Fumio Kishida, the prime minister of Japan, will reorganize his cabinet on Wednesday, paying close attention to politicians’ associations with the Unification Church in an effort to separate his government from the divisive organization and stem a decline in polling numbers.
The reorganization occurs as support for Kishida’s administration is declining. Since former prime minister Shinzo Abe was shot and killed last month at a campaign rally, the relationships between the organization and legislators from the ruling Liberal Democratic Party (LDP) have been under intense public scrutiny.
Abe was shot by a man whose mother is a member, and who told investigators he believed Abe had promoted the group to which his mother made ruinous donations, Japanese media have reported.
Kishida said on Tuesday that incoming new members of his cabinet and new ruling party officials must “thoroughly review” their ties with the group.
“It will be a prerequisite,” Kishida said, speaking at a news conference in Nagasaki.
Support for Kishida’s cabinet has fallen to the lowest level since he took office last October, down to 46% from 59% three weeks ago, NHK public broadcaster said on Monday, results in line with other recent surveys. A vast majority of respondents said they want an explanation of politicians’ ties to the Unification Church.
Kishida said in Nagasaki his cabinet needs reshuffling to deal with problems such as rising prices and an increasingly tense security environment.
“In many ways, we are facing the most critical situation since the end of World War Two,” he said.
Finance Minster Shunichi Suzuki will be retained, government and LDP sources told Reuters, declining to be named due to the sensitivity of the situation.
Foreign Minister Yoshimasa Hayashi will also keep his job, as will chief cabinet secretary Hirokazu Matsuno and LDP Secretary General Toshimitsu Motegi, media reports said.
Industry Minister Koichi Hagiuda is expected to be shifted to a position outside the cabinet, most likely to chairman of LDP’s policy research committee, the Yomiuri Shimbun daily said.
One of Kishida’s advisers, Minoru Terada, and upper house lawmaker Naoki Okada, are expected to be appointed to the cabinet for the first time, the Yomiuri added, without specifying their positions.

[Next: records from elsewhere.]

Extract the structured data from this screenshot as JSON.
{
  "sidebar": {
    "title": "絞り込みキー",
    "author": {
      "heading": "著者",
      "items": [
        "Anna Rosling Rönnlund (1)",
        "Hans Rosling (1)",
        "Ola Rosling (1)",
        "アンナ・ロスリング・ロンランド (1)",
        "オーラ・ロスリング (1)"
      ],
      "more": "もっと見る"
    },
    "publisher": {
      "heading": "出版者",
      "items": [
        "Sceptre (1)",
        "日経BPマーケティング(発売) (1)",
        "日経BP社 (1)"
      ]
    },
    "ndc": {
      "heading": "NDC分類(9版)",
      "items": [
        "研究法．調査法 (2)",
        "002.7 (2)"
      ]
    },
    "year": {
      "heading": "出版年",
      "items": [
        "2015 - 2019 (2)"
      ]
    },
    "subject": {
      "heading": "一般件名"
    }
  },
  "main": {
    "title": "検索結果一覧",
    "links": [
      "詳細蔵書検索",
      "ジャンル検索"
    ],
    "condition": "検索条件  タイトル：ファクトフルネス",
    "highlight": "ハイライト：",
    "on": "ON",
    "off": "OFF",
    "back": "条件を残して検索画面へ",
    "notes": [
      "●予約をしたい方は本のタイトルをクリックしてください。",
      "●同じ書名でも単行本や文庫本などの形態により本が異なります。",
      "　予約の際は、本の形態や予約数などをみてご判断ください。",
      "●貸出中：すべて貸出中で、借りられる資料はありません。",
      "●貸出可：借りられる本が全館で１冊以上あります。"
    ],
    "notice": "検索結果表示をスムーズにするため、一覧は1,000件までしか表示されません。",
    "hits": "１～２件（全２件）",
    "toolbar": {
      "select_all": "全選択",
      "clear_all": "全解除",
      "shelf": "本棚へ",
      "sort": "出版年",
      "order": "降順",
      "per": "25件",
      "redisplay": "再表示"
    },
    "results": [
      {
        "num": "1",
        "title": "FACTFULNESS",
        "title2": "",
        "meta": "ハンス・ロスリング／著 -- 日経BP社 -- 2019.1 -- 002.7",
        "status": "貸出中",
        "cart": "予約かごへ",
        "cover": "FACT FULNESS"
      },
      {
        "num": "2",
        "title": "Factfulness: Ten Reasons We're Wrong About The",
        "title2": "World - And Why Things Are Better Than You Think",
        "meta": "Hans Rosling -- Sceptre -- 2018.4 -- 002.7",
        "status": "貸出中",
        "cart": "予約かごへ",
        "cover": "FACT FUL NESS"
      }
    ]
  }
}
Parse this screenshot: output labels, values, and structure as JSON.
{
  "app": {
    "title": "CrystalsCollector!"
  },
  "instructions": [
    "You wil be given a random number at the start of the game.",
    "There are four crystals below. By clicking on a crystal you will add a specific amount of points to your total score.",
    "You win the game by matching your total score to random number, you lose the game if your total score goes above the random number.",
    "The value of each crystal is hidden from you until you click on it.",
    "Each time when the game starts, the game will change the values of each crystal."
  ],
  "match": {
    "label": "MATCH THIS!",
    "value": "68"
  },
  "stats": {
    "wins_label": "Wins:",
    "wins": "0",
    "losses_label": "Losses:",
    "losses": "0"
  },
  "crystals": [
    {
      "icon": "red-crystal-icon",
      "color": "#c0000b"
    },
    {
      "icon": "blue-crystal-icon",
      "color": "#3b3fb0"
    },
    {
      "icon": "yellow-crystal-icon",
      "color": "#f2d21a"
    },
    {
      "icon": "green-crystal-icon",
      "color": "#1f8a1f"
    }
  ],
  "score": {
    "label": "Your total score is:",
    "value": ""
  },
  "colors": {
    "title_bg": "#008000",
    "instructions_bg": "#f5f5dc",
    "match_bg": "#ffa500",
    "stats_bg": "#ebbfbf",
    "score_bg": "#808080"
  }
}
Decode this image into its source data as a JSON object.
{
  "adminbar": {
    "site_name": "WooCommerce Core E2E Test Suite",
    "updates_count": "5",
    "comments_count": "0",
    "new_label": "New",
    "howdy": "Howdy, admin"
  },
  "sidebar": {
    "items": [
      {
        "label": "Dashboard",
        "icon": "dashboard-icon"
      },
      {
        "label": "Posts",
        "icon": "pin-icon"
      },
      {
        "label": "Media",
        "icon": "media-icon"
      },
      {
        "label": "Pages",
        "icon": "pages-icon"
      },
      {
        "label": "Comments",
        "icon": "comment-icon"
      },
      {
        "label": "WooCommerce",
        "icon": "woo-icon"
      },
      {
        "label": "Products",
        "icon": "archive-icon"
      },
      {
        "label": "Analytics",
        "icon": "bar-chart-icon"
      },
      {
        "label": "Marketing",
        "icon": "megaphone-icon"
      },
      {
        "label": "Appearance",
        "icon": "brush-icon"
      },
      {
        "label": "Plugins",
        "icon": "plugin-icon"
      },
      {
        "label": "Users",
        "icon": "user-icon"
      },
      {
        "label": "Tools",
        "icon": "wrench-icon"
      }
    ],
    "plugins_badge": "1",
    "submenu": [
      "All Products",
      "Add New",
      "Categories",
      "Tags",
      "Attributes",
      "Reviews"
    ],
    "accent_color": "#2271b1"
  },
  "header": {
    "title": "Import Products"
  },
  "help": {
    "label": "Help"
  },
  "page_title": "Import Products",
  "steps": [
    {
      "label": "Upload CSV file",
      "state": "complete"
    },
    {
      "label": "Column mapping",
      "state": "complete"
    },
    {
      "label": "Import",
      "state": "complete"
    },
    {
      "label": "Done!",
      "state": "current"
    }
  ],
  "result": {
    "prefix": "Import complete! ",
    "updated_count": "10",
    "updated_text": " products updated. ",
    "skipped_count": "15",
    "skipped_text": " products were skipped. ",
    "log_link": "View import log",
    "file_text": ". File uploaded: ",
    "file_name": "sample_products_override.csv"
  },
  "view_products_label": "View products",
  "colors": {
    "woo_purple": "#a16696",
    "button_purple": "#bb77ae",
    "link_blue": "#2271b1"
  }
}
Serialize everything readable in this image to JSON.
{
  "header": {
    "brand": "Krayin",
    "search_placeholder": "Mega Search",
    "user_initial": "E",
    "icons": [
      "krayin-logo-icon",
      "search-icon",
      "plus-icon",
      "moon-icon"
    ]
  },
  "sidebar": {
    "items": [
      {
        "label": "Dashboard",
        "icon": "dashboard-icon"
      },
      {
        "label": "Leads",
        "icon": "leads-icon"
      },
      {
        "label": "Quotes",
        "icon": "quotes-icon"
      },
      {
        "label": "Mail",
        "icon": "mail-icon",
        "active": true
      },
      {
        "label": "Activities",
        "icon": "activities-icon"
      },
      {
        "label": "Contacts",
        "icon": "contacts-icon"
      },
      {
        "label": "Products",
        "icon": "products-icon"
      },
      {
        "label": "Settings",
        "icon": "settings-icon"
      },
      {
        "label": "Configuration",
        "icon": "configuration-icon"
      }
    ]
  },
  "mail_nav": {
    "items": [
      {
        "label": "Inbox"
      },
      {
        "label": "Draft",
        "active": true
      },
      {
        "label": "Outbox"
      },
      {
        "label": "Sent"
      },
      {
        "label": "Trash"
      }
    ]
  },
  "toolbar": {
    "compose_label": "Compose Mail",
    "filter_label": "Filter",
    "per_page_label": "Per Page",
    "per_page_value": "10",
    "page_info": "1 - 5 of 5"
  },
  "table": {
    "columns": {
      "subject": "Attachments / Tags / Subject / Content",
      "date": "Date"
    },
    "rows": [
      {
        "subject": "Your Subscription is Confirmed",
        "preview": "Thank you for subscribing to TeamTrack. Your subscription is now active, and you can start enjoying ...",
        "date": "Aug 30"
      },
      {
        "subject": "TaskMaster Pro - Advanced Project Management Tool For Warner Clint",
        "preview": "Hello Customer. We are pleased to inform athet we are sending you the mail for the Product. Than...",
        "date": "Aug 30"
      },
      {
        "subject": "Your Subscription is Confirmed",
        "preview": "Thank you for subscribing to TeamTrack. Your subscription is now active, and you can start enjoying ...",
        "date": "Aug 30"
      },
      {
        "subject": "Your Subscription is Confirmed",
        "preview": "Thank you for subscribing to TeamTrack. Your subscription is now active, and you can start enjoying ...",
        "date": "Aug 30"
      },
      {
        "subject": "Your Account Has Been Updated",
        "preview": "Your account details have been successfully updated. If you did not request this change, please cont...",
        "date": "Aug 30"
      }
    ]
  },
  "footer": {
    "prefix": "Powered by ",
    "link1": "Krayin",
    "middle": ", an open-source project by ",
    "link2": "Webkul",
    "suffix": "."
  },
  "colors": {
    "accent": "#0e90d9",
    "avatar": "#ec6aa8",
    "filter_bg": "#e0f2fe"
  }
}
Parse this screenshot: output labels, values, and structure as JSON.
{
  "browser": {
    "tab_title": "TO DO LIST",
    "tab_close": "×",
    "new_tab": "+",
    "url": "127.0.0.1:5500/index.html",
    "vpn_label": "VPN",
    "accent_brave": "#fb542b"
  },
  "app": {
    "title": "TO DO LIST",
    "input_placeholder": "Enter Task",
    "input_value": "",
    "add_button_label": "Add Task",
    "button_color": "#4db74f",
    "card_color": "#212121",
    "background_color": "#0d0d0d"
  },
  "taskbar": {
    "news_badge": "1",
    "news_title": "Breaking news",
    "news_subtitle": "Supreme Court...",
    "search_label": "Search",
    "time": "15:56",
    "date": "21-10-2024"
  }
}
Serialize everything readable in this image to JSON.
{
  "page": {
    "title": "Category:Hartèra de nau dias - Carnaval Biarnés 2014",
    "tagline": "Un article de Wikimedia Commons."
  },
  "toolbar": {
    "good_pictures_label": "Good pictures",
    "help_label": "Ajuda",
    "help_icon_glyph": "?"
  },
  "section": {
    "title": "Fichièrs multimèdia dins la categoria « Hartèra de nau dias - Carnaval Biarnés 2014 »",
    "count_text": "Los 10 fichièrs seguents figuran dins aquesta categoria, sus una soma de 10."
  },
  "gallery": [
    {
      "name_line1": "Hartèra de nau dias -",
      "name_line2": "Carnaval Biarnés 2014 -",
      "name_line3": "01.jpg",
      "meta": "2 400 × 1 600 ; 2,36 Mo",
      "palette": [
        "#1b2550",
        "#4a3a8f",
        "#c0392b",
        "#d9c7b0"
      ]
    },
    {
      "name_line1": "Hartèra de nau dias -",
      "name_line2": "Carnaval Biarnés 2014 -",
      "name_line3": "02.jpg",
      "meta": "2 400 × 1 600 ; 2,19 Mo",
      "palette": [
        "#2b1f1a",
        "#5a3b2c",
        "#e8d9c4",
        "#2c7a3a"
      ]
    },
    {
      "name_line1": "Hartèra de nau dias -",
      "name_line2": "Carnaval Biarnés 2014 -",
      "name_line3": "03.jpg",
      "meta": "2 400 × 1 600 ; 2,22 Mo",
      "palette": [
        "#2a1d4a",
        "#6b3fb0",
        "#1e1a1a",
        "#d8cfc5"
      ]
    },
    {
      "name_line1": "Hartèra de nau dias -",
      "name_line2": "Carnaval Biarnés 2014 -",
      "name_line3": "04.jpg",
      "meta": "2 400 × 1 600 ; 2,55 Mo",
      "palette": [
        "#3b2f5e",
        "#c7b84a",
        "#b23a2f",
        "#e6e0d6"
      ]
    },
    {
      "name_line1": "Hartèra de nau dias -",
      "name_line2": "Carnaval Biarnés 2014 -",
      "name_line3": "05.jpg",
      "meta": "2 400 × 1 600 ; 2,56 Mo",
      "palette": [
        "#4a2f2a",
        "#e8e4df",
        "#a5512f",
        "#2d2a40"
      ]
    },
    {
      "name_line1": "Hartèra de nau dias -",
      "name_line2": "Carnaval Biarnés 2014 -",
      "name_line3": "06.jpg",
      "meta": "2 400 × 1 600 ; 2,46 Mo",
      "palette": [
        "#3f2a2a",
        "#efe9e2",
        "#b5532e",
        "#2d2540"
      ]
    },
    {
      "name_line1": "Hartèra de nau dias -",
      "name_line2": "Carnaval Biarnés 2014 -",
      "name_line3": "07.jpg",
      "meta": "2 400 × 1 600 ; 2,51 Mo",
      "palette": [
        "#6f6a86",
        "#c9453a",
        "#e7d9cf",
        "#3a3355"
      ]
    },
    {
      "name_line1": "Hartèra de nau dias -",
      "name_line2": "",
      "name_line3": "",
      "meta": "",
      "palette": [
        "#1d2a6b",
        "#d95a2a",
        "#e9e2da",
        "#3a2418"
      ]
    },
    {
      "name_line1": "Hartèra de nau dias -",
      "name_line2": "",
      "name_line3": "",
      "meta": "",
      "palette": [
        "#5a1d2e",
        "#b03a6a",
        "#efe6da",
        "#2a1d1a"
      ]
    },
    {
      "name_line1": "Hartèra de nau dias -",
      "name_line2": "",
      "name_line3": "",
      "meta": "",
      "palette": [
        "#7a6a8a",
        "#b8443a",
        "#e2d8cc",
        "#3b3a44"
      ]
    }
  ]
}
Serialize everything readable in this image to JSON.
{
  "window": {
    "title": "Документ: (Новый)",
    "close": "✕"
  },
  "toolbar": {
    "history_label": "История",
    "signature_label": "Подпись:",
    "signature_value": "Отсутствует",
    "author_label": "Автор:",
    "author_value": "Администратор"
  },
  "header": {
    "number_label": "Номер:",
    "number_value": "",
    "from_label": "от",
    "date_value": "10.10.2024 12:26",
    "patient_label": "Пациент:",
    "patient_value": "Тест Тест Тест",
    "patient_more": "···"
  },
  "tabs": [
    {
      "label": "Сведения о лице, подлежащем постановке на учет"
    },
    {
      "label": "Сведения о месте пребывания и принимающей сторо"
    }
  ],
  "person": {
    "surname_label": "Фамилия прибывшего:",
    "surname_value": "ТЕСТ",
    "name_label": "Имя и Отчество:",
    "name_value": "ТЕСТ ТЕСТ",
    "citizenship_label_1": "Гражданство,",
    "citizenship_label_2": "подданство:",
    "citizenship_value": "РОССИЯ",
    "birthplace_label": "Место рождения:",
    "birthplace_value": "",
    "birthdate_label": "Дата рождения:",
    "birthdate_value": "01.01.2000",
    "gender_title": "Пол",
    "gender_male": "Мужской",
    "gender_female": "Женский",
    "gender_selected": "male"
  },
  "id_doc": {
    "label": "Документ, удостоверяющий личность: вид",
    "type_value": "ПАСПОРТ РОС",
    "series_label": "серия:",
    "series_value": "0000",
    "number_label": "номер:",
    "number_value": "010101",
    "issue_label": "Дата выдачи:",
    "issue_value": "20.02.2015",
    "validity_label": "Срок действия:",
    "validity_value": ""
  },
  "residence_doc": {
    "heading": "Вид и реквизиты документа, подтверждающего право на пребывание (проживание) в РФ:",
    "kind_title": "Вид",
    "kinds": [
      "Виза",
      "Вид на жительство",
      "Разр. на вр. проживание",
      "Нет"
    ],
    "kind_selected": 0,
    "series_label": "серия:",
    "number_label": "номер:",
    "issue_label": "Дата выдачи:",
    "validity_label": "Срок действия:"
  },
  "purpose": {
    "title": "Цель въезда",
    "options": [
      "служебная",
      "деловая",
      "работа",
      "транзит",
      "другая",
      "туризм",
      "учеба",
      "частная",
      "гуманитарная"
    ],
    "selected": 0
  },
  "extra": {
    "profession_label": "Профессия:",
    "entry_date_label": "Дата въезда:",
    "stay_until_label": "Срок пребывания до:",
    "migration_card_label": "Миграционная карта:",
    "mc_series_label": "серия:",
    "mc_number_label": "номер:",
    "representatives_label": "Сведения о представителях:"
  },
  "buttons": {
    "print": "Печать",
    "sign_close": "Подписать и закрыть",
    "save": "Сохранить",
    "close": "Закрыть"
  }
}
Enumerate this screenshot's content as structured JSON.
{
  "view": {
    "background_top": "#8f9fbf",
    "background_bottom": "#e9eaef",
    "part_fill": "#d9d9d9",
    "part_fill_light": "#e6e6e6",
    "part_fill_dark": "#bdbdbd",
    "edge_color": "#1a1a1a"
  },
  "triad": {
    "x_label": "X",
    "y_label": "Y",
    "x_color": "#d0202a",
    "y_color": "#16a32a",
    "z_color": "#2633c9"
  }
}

The reshuffle had been expected to take place in early September, but analysts said Kishida appears to be moving early to try to halt the slide in his support as soon as possible. .
Though his ratings are also being hit by COVID-19 cases recently surging to record highs, the main issues voiced in opinion surveys are public unhappiness with the idea of a state funeral for Abe, Japan’s longest-serving premier but a polarising force in the country, along with the Unification Church connections.
“His cabinet lineup will show that the LDP is taking tough measures to deal with what is now mostly a problem of individuals before it taints the whole party,” said Airo Hino, a professor at Waseda University.
“The Unification Church problem is something he doesn’t want to drag on.”